Keyword Boosting | Smallest AI Docs

Real-Time

Keyword boosting lets you bias the Pulse speech-to-text model toward specific words or phrases — useful for proper nouns, brand names, technical terms, or domain-specific vocabulary that the model might otherwise misrecognize.

Format

Keywords are passed as a single comma-separated string in the keywords query parameter. Each entry follows the format:

KEYWORD:INTENSIFIER

Part	Required	Description
`KEYWORD`	Yes	The word or phrase to boost
`INTENSIFIER`	No	A number controlling boost strength. Defaults to `1.0` if omitted

The value is a plain string, not a JSON array. Both of these shapes are wrong and produce garbled transcripts (the API parses the brackets and quotes as keyword characters):

❌ keywords=["I:20,smiling:26"]
❌ keywords=['I:20,smiling:26']

Pass it as one string instead:

✅ keywords=I:20,smiling:26

In JavaScript: url.searchParams.append("keywords", "I:20,smiling:26") — URLSearchParams URL-encodes the colons and comma for you. In Python: params = {"keywords": "I:20,smiling:26"} then urlencode(params) does the same. Verified against the live API.

Intensifier Scale

Value	Effect
`1`	Mild boost (default if omitted)
`2-3`	Moderate boost — good for uncommon proper nouns
`4-6`	Strong boost — for rare terms the model struggles with
`7-10`	Very strong boost — use sparingly, can over-bias results

Higher values create a stronger bias toward that word in the output. Start low and increase if the word still isn’t recognized correctly.

Enabling Keyword Boosting

Add the keywords query parameter to your WebSocket connection URL with a comma-separated list of keywords and optional intensifiers.

Single keyword

1 const url = new URL("wss://api.smallest.ai/waves/v1/stt/live?model=pulse");
2 url.searchParams.append("language", "en");
3 url.searchParams.append("encoding", "linear16");
4 url.searchParams.append("sample_rate", "16000");
5 url.searchParams.append("keywords", "I:20,smiling:26");
6 
7 const ws = new WebSocket(url.toString(), {
8   headers: {
9     Authorization: `Bearer ${API_KEY}`,
10   },
11 });

Multiple keywords

wss://api.smallest.ai/waves/v1/stt/live?model=pulse&language=en&encoding=linear16&sample_rate=16000&keywords=Hansi:6,Muller:6,CVV:9

Mix of boosted and default-intensity keywords

wss://api.smallest.ai/waves/v1/stt/live?model=pulse&language=en&encoding=linear16&sample_rate=16000&keywords=CEO:3,NVIDIA:5,Jensen

Jensen with no intensifier defaults to 1.0.

Examples

Boost names in a meeting transcript

wss://api.smallest.ai/waves/v1/stt/live?model=pulse&language=en&encoding=linear16&sample_rate=16000&keywords=Jensen:4,NVIDIA:5,Blackwell:6,CUDA:3

Boost brand names and product terms

wss://api.smallest.ai/waves/v1/stt/live?model=pulse&language=en&encoding=linear16&sample_rate=16000&keywords=Anthropic:5,Claude:4,Sonnet:3

Very high intensifiers (above 10) heavily bias the transcript and can hallucinate the keyword even when it was not spoken.
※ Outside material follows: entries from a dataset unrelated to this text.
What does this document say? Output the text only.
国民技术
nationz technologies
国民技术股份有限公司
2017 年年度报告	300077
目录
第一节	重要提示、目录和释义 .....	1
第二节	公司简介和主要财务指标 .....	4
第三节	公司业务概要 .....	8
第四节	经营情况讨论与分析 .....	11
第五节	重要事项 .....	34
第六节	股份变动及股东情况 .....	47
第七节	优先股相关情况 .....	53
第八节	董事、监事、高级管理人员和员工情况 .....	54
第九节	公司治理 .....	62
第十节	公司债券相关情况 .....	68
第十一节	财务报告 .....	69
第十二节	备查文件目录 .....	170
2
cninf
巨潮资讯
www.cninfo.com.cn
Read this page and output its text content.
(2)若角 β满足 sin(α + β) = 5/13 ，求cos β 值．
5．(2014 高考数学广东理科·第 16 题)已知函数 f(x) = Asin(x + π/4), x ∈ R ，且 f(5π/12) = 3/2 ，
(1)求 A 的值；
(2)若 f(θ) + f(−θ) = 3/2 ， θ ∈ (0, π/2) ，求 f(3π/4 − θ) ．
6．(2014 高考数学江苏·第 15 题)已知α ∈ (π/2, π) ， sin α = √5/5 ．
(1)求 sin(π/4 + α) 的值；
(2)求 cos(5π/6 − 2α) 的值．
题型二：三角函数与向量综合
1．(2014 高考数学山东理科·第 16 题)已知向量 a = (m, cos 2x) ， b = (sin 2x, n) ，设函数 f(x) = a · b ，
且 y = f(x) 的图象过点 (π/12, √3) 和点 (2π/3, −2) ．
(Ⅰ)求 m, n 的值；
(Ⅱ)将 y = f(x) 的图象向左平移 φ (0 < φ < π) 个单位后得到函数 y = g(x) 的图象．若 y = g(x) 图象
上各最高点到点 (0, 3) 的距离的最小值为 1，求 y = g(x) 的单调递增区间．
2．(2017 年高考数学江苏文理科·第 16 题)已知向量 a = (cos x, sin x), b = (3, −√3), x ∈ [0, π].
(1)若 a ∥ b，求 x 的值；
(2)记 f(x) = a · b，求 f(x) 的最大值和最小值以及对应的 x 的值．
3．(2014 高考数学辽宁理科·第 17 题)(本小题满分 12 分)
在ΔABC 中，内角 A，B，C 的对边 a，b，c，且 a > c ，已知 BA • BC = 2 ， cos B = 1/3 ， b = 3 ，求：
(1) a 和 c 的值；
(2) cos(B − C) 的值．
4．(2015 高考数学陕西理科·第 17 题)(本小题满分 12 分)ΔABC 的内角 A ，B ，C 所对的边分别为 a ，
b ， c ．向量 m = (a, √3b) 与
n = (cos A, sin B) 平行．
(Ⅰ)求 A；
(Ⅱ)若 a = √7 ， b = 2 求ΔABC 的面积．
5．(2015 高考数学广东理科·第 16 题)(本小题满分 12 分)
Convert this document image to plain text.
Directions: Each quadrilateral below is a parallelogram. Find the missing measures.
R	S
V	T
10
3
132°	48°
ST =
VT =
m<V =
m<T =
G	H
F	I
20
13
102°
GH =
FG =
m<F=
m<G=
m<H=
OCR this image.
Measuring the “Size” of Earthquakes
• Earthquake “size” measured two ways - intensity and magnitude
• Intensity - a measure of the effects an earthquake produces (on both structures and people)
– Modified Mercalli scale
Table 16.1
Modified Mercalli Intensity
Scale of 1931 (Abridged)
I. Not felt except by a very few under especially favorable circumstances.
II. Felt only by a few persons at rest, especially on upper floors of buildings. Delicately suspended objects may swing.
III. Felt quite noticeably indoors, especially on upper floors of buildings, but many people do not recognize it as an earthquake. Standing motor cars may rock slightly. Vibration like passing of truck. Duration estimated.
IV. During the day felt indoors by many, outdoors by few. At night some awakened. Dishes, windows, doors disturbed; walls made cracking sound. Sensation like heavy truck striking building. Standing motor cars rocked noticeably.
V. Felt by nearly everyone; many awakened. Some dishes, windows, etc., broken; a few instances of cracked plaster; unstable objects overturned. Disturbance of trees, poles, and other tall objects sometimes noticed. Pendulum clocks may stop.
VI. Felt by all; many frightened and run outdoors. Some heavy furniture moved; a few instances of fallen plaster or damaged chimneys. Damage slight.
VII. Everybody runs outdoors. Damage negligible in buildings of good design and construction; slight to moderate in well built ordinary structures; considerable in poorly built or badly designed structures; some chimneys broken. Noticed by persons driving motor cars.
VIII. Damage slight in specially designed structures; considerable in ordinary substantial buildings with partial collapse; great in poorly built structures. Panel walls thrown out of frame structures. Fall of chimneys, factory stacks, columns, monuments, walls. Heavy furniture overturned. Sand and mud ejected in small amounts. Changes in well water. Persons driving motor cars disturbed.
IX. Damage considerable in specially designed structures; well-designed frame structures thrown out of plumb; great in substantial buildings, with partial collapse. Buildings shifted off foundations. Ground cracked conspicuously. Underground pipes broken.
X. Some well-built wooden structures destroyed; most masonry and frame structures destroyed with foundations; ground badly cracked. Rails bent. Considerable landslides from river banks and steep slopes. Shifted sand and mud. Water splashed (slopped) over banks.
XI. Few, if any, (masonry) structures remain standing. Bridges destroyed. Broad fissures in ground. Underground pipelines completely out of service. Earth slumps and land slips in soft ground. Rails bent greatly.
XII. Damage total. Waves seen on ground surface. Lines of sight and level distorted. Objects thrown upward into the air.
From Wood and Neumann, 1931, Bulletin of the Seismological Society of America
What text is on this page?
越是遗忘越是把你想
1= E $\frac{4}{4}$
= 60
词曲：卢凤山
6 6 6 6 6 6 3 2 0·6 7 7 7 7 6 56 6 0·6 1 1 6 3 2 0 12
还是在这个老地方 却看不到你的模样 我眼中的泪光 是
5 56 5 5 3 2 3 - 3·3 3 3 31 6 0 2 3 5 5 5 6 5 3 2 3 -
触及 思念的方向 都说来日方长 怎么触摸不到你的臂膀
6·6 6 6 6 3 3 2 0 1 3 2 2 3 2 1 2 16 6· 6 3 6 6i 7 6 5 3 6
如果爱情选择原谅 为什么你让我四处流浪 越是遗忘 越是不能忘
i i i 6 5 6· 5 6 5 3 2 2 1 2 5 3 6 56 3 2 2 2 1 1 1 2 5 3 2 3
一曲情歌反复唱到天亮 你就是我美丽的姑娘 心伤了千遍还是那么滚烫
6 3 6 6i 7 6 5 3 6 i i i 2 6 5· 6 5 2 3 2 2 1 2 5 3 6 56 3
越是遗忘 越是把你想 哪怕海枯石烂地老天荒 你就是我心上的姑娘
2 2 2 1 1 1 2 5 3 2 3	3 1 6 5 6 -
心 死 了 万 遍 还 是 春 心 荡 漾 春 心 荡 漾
The example I:20,smiling:26 demonstrates the format, not recommended values. Start at 3-6 and tune from there.

Limits

Max 100 keywords per session
Intensifier must be a non-negative number
Each keyword must be a string

Start with lower intensifier values (1–3) and increase gradually. Very high values (7–10) can over-bias the model and should be used sparingly.